Who are some young UK crusher right now? We have an excellent scene in the UK, really varied, with top dudes across all areas; comps, bouldering, sport and trad. Will Bosi is awesomely strong and talented, Molly Thompson Smith too. Hazel Findlay you’ll know, and also Emma Twyford. For the hard trad stuff, there are some young dudes like Jim Pope who could well shake up the scene!

Are there any limit-pushing projects that might go down before the year is over? I was thinking so, I had my eye on a few, but in true British Style I think the weather may stop play. Plus, I’ve got a solid month of work to get through. Once we hit November, it’s kind of game over, though the grit comes totally into view.
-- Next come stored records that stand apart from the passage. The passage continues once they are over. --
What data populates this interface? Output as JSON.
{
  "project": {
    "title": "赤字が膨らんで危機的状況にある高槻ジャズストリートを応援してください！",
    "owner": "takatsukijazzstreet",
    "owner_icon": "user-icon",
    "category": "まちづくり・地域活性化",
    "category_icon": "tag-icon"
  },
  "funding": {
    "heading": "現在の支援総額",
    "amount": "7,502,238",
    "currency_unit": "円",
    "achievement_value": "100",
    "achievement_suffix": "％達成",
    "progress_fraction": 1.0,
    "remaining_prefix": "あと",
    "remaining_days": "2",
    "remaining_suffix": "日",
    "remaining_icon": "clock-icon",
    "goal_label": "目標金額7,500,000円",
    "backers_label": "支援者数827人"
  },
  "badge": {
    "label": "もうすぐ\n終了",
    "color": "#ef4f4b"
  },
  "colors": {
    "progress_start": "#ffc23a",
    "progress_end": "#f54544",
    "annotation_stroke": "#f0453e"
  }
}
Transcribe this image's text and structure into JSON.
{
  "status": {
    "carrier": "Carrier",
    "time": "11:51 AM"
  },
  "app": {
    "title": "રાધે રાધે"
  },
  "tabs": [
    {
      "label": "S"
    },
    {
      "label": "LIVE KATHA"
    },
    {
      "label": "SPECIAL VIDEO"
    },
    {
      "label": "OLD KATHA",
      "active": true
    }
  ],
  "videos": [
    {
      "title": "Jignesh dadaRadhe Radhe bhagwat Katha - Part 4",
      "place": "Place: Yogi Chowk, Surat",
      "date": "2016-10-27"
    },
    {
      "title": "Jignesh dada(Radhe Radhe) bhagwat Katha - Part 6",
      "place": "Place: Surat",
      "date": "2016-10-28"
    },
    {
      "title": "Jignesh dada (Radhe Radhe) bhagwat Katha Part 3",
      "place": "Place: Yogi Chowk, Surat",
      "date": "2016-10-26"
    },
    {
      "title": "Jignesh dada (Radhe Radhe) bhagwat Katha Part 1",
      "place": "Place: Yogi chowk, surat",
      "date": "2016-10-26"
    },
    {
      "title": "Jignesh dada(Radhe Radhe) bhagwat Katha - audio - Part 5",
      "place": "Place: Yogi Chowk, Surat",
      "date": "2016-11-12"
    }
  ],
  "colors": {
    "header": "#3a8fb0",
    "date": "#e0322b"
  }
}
I’ve not dabbled with hard grit at all, never had the psyche for it. Most of the hard stuff is pretty ‘deathy’ so kind of off my radar….

And lastly, are there any Canadian routes that you’d like to try one day? I need another trip back to Squamish. I was there many years ago for the Petzl rock trip, but the weather was rubbish. I was holed up for weeks after the trip by myself in the rain and ended up walking in the forests alone on big multi-day hikes (bloody hell, I got scared when a bear followed me, and camping in the forest was just petrifying!). There are so many routes I’d like to do around there. Nothing in particular, but I just loved the climbing, the rock and the scene. Climbing the Grand Wall with Sharma was one of my most fun days out ever, such a great route, snatched between rainstorms and with beautiful blue skies.